Question

In how many ways can you divide 12 persons into two groups of three people each and 3 groups of two people each?
A. 1663200
B. 4862200
C. 2796330
D. 5681030

Answer 1

Hint: We are given that there are a total of 12 people and we will be making 5 groups 3 of 2 people in one and two of 3 people in one. So from here we can see that the groups will somehow look like 2, 2, 2, 3, 3. We will use combinatorics to solve this question.

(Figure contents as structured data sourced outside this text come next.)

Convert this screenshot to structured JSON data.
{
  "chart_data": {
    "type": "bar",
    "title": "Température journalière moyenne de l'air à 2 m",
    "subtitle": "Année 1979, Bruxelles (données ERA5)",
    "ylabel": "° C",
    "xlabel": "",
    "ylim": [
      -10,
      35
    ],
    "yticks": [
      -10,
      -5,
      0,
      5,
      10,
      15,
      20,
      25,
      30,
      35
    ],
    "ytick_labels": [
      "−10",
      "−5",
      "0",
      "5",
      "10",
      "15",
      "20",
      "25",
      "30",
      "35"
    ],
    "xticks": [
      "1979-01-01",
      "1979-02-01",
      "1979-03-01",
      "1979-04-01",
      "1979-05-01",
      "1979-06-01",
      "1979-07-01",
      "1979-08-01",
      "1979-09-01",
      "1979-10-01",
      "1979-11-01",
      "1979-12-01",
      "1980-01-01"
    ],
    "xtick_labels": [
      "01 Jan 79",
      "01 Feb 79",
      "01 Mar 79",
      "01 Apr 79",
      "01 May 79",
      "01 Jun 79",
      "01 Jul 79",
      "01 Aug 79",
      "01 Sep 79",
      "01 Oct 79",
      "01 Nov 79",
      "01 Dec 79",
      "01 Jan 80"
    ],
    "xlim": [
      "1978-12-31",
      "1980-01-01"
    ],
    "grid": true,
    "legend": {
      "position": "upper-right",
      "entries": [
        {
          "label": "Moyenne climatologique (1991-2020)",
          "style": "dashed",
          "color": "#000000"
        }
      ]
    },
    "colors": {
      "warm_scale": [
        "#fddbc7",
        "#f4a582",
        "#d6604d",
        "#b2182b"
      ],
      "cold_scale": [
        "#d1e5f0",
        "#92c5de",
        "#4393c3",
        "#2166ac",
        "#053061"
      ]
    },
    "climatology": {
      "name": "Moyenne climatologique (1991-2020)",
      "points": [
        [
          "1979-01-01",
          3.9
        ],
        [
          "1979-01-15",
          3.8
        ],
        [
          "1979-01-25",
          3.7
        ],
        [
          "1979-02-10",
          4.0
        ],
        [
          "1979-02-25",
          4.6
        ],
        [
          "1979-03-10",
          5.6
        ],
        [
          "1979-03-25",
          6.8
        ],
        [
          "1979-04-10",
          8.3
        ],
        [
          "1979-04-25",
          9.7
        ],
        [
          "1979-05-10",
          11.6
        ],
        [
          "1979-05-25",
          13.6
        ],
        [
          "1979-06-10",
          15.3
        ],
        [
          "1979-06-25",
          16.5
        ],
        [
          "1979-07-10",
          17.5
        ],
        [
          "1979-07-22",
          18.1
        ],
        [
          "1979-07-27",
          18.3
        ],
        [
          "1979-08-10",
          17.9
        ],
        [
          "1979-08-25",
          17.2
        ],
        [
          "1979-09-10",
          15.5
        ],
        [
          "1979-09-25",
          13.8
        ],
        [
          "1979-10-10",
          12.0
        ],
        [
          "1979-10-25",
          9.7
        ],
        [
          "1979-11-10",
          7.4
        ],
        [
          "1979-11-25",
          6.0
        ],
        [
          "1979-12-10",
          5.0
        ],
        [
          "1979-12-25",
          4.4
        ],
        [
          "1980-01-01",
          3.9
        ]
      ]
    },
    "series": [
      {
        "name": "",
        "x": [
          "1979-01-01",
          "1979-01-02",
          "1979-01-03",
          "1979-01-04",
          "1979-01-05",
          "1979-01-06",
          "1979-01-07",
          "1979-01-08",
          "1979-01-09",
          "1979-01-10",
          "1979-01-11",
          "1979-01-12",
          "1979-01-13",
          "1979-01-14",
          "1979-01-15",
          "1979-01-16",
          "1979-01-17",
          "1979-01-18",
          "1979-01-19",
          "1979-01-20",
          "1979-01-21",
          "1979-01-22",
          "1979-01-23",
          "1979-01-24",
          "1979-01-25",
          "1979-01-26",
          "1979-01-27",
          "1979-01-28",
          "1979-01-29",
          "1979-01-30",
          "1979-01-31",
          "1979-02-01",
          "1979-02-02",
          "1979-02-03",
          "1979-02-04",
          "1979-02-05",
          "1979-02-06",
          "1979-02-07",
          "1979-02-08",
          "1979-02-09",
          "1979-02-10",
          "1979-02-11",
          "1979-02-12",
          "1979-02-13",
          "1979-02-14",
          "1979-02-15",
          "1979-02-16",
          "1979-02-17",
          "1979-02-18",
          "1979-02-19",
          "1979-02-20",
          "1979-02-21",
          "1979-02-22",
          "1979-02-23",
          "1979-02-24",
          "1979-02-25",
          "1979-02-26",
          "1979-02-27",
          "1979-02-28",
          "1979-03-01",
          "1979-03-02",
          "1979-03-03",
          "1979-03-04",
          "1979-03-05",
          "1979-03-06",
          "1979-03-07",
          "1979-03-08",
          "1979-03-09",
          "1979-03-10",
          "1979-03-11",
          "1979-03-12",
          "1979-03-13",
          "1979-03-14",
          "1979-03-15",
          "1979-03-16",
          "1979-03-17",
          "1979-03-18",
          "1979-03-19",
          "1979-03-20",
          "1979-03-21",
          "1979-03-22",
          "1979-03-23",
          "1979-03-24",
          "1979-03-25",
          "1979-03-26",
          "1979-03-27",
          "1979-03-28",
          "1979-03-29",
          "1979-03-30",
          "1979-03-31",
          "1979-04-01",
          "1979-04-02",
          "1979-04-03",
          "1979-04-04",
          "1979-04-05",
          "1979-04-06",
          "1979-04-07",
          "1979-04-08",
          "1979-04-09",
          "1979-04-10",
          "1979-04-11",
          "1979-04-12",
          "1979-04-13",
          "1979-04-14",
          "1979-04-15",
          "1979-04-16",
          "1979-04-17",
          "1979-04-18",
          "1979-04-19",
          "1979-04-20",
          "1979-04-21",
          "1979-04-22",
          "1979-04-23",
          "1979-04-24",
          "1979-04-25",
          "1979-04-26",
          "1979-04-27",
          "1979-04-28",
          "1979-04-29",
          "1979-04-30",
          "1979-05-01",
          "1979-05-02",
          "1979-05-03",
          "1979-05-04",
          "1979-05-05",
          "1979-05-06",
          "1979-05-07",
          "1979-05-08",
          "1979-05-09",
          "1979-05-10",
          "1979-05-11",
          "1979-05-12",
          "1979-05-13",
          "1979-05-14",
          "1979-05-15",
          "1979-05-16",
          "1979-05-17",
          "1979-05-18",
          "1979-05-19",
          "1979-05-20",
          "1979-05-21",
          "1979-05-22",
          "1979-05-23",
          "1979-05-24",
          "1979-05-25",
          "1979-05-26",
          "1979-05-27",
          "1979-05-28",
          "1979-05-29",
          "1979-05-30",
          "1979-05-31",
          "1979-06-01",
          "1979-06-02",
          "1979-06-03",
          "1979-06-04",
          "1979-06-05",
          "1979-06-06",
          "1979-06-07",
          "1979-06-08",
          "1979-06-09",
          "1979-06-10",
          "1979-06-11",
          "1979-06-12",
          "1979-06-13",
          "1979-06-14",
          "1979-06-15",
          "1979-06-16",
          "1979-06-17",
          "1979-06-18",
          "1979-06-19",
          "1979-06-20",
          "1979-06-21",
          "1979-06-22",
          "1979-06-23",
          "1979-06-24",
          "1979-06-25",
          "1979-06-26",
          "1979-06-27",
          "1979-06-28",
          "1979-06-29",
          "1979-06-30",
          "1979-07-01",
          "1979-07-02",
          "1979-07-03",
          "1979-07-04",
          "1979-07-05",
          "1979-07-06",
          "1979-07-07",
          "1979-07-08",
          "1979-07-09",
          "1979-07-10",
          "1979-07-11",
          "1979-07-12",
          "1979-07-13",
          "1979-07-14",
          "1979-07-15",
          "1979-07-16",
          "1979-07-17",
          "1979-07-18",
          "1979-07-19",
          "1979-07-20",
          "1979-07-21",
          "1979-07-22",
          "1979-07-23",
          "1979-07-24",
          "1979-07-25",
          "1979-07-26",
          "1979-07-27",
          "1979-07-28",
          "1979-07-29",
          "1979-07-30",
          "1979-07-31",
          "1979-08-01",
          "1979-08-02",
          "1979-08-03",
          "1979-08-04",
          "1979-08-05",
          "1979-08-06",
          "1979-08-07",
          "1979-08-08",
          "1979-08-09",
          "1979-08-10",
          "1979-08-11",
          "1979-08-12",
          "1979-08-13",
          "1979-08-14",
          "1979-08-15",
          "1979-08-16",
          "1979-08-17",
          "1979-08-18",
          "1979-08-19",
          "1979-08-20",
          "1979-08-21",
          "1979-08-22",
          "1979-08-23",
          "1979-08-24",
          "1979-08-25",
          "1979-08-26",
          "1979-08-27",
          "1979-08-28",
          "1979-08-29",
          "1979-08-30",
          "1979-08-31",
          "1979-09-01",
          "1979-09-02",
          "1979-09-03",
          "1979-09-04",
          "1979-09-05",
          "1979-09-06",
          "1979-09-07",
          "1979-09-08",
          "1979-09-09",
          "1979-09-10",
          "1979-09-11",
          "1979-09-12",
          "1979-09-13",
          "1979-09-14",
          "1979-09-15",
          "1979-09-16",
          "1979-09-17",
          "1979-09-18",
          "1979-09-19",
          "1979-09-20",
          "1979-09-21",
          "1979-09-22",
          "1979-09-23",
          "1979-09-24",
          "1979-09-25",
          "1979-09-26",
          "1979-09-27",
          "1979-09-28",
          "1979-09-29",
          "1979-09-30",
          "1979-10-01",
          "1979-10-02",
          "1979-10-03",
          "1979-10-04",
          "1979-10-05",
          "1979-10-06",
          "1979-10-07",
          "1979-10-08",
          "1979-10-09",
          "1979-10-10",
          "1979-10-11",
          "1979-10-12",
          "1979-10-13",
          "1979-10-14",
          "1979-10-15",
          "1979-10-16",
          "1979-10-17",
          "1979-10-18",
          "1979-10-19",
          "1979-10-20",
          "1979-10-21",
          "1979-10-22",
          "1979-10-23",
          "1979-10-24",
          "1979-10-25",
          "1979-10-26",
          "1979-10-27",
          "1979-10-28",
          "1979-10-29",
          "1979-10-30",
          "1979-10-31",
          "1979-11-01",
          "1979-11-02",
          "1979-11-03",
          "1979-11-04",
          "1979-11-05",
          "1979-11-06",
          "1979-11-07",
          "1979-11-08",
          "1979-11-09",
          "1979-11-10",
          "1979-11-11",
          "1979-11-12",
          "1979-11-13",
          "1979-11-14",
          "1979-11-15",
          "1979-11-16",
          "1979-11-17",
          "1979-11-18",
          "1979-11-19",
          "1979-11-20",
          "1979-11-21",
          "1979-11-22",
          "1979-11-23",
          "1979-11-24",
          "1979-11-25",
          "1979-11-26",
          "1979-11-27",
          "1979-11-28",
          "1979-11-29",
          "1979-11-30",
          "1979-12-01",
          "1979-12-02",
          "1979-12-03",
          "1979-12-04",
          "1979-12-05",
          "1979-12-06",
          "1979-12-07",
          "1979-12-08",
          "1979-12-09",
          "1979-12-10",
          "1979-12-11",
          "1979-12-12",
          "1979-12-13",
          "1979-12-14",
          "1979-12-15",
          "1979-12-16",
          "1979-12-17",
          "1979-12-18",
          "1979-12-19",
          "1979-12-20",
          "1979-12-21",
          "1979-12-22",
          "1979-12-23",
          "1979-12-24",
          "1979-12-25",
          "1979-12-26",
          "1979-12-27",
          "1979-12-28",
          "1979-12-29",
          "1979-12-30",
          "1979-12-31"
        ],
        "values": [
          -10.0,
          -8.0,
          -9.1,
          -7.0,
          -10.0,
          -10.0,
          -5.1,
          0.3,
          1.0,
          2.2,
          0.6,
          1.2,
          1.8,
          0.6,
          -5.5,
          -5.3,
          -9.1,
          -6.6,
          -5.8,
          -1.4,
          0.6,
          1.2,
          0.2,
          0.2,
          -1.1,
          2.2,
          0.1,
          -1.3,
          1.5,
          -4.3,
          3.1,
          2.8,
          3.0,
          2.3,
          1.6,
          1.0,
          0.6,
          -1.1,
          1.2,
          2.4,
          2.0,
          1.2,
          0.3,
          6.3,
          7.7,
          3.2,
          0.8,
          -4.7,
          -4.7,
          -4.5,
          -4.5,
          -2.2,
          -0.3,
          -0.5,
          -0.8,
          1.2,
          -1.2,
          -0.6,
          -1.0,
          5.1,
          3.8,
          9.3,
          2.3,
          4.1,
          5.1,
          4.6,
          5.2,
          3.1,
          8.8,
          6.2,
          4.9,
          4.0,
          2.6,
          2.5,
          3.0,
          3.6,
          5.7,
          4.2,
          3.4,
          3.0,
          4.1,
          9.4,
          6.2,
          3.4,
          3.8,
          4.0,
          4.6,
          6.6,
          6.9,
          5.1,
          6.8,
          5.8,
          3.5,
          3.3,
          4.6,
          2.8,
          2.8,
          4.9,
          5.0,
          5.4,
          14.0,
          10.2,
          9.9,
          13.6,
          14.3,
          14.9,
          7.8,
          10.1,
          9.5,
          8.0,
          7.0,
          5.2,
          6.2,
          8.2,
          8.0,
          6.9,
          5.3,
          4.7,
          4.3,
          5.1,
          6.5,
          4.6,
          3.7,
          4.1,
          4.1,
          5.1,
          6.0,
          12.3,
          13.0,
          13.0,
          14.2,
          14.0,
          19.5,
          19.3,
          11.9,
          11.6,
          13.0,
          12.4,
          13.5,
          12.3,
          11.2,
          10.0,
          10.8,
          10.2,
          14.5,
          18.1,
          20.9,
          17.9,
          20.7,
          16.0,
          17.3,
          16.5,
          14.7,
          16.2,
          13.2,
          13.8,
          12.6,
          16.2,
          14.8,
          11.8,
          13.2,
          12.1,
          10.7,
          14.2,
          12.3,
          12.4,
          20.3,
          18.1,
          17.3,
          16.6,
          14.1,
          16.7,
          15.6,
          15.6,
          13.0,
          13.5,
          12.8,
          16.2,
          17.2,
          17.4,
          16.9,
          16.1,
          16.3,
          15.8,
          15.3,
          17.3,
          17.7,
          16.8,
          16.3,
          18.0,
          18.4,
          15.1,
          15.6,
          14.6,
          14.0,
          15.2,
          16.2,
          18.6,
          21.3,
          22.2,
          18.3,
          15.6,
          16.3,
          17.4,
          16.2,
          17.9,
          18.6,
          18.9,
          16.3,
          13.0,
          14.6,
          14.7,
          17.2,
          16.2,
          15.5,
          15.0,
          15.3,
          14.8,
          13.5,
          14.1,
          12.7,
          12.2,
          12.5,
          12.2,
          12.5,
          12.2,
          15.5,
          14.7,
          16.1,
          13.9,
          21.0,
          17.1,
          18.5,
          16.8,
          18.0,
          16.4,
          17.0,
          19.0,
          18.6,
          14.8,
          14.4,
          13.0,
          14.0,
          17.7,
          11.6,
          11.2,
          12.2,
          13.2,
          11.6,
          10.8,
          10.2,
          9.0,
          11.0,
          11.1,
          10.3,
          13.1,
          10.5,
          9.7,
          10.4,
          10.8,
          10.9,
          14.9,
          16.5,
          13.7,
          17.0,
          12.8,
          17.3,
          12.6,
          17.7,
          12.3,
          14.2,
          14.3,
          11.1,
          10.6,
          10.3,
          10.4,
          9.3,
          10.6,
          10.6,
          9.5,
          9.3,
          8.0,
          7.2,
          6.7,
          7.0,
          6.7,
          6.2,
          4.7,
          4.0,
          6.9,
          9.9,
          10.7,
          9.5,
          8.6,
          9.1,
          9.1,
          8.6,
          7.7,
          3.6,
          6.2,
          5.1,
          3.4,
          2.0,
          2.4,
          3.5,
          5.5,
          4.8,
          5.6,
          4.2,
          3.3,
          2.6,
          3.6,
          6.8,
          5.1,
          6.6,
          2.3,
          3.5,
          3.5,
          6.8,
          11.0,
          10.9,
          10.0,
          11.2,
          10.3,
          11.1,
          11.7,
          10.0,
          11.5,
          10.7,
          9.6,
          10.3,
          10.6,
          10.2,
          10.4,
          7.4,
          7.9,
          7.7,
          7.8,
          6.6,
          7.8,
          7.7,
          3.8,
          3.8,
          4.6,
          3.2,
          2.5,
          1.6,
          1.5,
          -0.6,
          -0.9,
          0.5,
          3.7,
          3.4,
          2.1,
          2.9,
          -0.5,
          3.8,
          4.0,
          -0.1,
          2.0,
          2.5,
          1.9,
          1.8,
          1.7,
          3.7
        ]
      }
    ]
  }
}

Complete step by step answer:
So this question is all about choosing the values here. First of all we will choose 2 people from the set of 12 people then 10 people remain, again we will choose 2 people from the rest 10. Now again we are left with 8 people, similarly choosing 2 more people from those 8 remaining and we will be left with 6 people. Now as we have 3 groups of 2 people now we will try to form 2 groups of 3 people. So now if we take 3 people from the remaining 6 to form a group we will be left with 3 people and those 3 people will be forming a group also, now it is very much clear that how the groups of 2, 2, 2, 3, 3 are being formed so let us do the same thing with combinatorics.
Choosing 2 people from the set of 12 will be given by \[{}^{12}{C_2}\]
Again choosing 2 from the remaining 10 will be given by \[{}^{10}{C_2}\]
And again choosing 2 from the remaining 8 will be \[{}^{8}{C_2}\]
Now as we are done with groups of 2 we will try to find combinations for groups of 3 which will be \[{}^{6}{C_3}\]
And the last group of 3 will be \[{}^{3}{C_3}\]
Now combining all of these we will be left with
\[\begin{array}{l}
\therefore {}^{12}{C_2} \times {}^{10}{C_2} \times {}^8{C_2} \times {}^6{C_3} \times {}^3{C_3}\\
 = 66 \times 45 \times 28 \times 20 \times 1\\
 = 1663200
\end{array}\]

So, the correct answer is “Option A”.

Note: Combinatorics is an area of mathematics primarily concerned with counting, both as a means and an end in obtaining results, and certain properties of finite structures. It is closely related to many other areas of mathematics and has many applications ranging from logic to statistical physics, from evolutionary biology to computer science, etc.